My R with the step-D? It totally SUCKS!! Condensed version - The kid's biological Dad's a jerk, W tried to make up for it. W had absolutely no boundaries, I stepped in and "interfered". A lot of "triangulation" going on, I was/am the bad guy. I think she sees me as a threat to her control over her mom. D wound up in rehab for 3 months. She got out, things got worse, I was asked to leave, and gladly did so. A few weeks after I left, D attempted suicide, and ended back in rehab a couple of times. Things went downhill from there, still doing drugs, not going to school, druggie friends coming over, anything that could be sold was stolen. Drug lab found in the garage, and W was charged with it. D's the one that brought om into W's life. I could go on forever, but basically step-D and I hold a lot of resentment against each other. I'm trying to let it go, and concentrate on step-S and W.

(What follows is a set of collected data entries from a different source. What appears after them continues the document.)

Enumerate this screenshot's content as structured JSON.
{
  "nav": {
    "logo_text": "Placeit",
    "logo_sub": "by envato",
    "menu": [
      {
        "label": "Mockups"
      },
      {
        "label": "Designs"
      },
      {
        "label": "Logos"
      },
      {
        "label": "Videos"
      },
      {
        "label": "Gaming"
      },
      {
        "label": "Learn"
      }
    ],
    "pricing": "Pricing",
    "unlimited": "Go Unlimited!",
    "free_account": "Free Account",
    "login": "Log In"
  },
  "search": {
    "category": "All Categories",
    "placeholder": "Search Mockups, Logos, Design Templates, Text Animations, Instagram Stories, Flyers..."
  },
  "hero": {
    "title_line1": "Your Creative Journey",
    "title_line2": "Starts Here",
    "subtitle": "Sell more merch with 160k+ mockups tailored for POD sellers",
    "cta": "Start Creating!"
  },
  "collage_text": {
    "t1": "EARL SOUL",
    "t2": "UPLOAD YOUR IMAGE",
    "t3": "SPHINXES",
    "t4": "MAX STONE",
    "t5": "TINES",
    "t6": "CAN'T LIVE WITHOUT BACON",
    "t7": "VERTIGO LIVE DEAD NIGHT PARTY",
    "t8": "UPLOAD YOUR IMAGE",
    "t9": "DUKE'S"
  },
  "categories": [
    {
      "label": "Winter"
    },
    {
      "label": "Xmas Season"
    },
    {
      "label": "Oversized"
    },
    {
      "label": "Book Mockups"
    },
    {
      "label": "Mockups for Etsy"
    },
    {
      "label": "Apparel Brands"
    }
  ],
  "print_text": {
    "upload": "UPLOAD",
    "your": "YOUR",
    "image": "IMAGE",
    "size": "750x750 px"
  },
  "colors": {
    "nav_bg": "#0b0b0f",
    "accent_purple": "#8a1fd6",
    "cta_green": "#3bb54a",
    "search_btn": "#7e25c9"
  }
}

One of D's diagnosises was borderline personality disorder. She has an empty soul, loves chaos, and will do whatever she can to create it. It messes with her game to have me, W, and step-S on the same side. When things start going smooth, she goes in a panic mode and tries to disrupt it. Her new thing this last week is to bring up the om in front of me, trying to affect my and W's R. W and I both want her gone, which rips W apart. Sorry if I sound bitter, I'm not blaming everything on her, but she sure don't help matters out any! I often wonder why I want any part of this mess, and if being there really is the best thing for me, and everyone else involved. It IS encouraging to see the positive changes in my step-S, and that's a big part of what's keeping me there now.
Enough of that! It sounds to me like you're doing great! Keep up the good work and patience, my friend. H may be coming around slowly to see how great you really are!! Hope your weekend's wonderful!
[This message has been edited by Jamesjohn (edited 09-07-2001).]